At the close of each year, we ask the Public Discourse editorial team and Witherspoon Institute staff to write about the best book or books they read that year. We’ve listed the 2024 recommendations below. Happy reading!

Patrick Brown, Contributing Editor

Error is, inarguably, a more effective teacher than success, and Adam Higginbotham has made himself the foremost chronicler of catastrophic mistakes and what we can learn from them. My recommendation is twofold. Higginbotham’s recently released Challenger: A True Story of Heroism and Disaster on the Edge of Space follows up on the success of his Midnight in Chernobyl: The Untold Story of the World’s Greatest Nuclear Disaster. I read them both this year, and, in addition to the reads-like-a-thriller narration, they provide a wonderful opportunity to contrast how the American and Soviet systems responded to unthinkable (yet, in retrospect, entirely predictable) failure: nationally-televised investigations seeking accountability on the one hand and careerist cover-ups and buck-passing on the other. You’ll not only come to a better understanding of these high-profile catastrophes, but of what bureaucracies and human nature are capable of, for better and for worse. 

Alexandra Davis, Managing Editor

I admittedly turn far more to nonfiction than fiction, due in large part to my pathological need for everything I do in my spare time to feel “productive.” But desperate for a good-for-its-own-sake story, I picked up Leif Enger’s Peace Like a River, the first novel in a year-long book club I recently joined.
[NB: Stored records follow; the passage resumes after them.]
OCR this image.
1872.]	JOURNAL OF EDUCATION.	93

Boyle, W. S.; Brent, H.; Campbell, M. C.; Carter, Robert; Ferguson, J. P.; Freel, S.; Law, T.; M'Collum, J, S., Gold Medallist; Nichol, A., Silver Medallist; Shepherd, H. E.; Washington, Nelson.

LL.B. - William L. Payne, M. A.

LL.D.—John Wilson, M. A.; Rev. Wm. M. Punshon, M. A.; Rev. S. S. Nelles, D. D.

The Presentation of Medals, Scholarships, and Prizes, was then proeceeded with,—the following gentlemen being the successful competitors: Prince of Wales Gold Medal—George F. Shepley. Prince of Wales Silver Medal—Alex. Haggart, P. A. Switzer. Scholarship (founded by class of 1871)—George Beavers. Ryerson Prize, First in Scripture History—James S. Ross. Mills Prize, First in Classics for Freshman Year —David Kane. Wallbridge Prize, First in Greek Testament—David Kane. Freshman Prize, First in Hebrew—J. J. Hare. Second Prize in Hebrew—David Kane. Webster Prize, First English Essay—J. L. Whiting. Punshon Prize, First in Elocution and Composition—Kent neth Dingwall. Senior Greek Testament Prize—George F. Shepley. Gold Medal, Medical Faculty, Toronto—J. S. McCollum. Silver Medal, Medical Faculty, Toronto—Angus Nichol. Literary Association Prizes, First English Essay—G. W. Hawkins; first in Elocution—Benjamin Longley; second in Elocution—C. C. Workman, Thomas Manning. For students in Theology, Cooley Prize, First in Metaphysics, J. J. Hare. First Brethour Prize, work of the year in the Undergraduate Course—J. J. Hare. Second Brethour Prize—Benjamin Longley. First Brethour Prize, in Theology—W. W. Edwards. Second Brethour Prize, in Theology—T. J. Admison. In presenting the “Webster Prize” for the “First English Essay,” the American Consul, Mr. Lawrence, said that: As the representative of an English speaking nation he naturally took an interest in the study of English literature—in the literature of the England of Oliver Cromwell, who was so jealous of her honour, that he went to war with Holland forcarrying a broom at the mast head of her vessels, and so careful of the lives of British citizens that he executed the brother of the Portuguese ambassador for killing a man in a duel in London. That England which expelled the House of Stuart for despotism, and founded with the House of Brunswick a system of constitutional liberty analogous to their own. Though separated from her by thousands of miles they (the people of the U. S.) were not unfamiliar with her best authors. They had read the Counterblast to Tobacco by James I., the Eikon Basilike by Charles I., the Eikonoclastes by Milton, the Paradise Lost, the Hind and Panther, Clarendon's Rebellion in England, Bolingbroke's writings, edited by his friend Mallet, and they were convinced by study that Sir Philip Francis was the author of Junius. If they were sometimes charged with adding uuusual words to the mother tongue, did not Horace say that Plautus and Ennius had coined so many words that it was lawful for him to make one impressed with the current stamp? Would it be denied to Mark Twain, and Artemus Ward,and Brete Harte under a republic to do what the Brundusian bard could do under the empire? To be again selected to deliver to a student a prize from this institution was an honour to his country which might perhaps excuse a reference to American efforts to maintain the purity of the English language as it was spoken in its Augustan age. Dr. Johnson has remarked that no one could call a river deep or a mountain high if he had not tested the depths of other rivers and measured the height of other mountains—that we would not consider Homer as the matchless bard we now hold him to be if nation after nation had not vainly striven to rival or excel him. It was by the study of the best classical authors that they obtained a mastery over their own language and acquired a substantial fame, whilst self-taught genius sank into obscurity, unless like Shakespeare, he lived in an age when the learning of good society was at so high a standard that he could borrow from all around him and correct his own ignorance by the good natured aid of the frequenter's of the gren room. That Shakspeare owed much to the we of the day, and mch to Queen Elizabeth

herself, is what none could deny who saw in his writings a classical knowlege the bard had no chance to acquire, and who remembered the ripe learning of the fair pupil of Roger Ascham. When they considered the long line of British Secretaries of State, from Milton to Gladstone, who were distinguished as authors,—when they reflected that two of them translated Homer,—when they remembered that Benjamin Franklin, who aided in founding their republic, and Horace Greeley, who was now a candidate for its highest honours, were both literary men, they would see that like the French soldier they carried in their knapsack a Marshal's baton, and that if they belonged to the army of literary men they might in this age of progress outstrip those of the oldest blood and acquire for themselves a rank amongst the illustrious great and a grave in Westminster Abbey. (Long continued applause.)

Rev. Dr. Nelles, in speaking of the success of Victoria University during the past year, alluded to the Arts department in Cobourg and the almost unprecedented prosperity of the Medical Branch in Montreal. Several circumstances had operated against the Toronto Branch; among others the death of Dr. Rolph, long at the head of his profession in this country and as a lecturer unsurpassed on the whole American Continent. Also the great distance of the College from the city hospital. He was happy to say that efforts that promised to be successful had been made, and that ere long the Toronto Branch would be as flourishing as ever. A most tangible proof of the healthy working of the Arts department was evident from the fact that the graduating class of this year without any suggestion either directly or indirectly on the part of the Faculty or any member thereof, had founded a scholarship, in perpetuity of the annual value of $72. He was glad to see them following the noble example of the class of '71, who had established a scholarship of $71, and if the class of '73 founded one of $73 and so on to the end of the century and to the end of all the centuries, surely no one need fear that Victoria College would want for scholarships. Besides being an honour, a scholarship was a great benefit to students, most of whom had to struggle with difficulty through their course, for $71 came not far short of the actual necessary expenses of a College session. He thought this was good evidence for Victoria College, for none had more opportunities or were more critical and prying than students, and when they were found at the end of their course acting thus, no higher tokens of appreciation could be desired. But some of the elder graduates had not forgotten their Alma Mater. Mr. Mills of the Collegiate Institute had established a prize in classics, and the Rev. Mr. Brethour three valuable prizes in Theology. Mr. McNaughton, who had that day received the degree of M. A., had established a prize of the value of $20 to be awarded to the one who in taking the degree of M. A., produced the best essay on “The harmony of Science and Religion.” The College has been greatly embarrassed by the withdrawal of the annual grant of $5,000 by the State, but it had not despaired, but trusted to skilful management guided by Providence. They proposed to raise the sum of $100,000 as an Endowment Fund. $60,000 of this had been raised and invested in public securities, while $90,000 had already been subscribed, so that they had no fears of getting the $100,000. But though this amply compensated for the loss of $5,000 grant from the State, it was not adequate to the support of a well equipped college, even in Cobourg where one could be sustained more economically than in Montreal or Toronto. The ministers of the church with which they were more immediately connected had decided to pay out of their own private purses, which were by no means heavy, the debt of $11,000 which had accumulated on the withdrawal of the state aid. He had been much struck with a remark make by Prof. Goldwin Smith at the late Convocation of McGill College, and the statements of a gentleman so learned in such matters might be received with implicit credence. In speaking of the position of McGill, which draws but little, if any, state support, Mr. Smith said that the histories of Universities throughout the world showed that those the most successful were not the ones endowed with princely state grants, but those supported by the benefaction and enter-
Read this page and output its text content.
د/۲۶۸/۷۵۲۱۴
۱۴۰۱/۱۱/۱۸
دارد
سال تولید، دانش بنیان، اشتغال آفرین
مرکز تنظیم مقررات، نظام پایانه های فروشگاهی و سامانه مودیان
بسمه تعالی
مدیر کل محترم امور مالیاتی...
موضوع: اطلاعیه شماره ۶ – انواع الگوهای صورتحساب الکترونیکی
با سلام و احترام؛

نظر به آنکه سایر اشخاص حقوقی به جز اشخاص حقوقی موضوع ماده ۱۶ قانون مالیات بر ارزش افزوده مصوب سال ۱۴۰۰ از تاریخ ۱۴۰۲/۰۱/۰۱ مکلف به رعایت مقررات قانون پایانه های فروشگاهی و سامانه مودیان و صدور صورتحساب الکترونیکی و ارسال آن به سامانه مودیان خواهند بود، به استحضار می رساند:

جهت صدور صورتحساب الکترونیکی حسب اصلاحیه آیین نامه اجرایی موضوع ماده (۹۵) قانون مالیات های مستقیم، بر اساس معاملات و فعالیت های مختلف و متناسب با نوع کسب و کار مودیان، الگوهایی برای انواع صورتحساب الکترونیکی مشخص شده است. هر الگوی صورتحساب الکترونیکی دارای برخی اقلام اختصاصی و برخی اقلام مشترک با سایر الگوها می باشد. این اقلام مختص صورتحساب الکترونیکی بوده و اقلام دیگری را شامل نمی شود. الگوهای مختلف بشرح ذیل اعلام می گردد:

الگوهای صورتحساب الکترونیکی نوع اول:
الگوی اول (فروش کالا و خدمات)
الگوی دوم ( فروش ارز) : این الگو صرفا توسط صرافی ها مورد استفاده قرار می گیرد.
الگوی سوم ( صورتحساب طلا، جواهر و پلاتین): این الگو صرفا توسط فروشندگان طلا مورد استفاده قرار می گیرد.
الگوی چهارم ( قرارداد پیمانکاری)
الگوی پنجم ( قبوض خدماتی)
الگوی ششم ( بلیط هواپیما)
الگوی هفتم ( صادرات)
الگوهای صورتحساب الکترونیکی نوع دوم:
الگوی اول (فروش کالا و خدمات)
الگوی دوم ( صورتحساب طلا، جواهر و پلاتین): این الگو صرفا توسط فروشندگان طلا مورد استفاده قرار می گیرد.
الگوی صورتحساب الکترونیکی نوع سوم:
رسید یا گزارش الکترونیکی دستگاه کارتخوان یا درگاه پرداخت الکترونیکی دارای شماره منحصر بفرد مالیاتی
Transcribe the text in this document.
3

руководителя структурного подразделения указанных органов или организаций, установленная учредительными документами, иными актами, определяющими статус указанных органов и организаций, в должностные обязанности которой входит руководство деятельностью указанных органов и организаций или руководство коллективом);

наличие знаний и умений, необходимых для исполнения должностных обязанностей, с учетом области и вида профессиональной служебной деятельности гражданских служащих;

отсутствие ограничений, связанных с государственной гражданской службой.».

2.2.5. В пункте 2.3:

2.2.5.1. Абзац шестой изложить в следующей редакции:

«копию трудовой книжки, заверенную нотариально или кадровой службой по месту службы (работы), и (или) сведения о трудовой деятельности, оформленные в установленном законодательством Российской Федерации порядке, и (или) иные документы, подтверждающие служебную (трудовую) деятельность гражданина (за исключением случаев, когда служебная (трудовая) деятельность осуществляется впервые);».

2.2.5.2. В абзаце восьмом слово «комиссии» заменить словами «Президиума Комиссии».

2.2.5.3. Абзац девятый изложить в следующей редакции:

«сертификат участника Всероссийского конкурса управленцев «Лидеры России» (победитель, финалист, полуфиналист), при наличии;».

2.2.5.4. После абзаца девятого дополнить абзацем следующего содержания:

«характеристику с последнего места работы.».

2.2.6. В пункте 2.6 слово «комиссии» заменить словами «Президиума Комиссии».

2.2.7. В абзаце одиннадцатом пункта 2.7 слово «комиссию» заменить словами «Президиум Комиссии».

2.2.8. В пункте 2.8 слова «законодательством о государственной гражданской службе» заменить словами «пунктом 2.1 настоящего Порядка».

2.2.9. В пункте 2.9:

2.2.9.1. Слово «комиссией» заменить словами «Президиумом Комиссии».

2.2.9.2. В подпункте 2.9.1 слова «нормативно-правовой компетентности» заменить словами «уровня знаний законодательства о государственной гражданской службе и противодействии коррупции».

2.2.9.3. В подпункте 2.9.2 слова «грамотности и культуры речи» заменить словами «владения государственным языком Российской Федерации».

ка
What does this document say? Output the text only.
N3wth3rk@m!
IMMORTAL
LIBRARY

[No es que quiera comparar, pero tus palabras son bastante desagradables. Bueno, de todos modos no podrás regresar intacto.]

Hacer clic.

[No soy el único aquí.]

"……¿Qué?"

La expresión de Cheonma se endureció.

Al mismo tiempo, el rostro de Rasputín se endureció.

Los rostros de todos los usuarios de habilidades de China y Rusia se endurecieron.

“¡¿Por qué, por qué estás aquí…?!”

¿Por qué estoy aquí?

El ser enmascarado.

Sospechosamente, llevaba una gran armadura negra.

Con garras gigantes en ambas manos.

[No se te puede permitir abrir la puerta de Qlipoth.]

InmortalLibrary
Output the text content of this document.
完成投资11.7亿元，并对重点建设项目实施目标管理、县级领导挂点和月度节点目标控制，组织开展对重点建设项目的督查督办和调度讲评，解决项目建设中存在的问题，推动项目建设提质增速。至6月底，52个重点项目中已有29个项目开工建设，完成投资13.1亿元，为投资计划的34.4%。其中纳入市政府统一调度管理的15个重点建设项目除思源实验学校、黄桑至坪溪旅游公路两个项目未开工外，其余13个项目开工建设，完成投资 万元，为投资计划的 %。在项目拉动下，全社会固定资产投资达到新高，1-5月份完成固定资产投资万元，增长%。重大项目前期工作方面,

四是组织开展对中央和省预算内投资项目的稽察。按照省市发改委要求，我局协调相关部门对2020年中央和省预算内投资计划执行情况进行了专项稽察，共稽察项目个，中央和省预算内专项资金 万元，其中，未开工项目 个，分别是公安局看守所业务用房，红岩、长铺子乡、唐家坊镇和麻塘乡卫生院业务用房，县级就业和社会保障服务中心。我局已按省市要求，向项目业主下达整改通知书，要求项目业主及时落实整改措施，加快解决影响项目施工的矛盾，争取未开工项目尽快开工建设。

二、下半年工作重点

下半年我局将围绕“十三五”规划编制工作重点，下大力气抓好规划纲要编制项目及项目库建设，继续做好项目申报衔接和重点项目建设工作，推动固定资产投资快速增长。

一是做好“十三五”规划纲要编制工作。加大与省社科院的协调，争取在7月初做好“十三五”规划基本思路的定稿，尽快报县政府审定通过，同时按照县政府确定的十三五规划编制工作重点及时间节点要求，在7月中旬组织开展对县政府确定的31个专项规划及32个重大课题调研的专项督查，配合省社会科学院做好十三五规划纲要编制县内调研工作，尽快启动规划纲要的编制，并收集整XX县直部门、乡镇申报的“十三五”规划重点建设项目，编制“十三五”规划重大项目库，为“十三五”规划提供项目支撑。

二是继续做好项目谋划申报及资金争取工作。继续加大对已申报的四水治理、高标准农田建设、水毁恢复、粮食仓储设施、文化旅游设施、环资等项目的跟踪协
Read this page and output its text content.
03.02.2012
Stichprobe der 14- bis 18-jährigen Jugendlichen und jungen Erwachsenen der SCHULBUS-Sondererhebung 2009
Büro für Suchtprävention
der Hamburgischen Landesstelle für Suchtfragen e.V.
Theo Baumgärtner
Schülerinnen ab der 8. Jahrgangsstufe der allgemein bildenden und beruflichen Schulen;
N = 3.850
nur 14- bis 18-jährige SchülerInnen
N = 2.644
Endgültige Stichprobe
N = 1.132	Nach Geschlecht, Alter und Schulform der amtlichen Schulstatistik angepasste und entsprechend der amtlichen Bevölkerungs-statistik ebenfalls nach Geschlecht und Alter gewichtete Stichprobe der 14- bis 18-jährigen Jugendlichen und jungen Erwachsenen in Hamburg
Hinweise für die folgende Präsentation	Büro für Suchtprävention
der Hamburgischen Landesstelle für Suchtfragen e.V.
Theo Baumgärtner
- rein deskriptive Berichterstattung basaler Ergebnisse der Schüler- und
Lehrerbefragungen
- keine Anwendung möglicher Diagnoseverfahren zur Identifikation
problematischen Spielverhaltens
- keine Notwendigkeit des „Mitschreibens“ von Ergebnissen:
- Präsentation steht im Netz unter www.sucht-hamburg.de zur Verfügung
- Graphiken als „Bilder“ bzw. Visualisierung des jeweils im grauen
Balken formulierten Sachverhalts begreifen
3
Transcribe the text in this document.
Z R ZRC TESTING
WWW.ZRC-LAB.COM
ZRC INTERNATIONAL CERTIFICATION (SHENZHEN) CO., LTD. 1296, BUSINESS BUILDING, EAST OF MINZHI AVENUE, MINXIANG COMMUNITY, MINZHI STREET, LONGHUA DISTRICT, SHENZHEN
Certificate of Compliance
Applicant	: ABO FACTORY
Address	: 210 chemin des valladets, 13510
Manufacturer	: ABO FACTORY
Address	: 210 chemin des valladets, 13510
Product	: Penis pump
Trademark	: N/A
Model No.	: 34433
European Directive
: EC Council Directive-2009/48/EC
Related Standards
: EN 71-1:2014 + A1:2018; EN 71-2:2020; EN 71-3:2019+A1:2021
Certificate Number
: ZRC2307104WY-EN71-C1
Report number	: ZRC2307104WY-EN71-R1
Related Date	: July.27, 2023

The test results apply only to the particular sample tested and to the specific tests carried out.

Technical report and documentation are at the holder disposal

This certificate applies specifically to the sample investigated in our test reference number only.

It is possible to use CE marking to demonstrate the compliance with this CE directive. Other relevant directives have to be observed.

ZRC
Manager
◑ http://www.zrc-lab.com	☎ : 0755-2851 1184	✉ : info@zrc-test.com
Enger’s masterful use of metaphor aside (e.g., the sky isn’t just spotty and pale, it’s “jaundiced”), the characters are endearing not in spite of, but because of their believable flaws. Jeremiah Land threatens to take from Atticus Finch the title of “best literary father of all time,” from his brazen act of hope in commanding his ailing newborn son to “breathe” to his heroic sacrifice in the end. But he is not perfect, and neither are his two children, forced into precociousness by their mother’s absence and dire poverty. Faith and fierce loyalty sustain them, though, and in different ways, they all meet redemption, whether through the presence of a woman who might be interpreted as “the New Eve” for filling a maternal absence, to a providential entry into a literary career that might have seemed unattainable. It’s beautiful, and human, and rich with symbolism reminiscent of O’Connor. 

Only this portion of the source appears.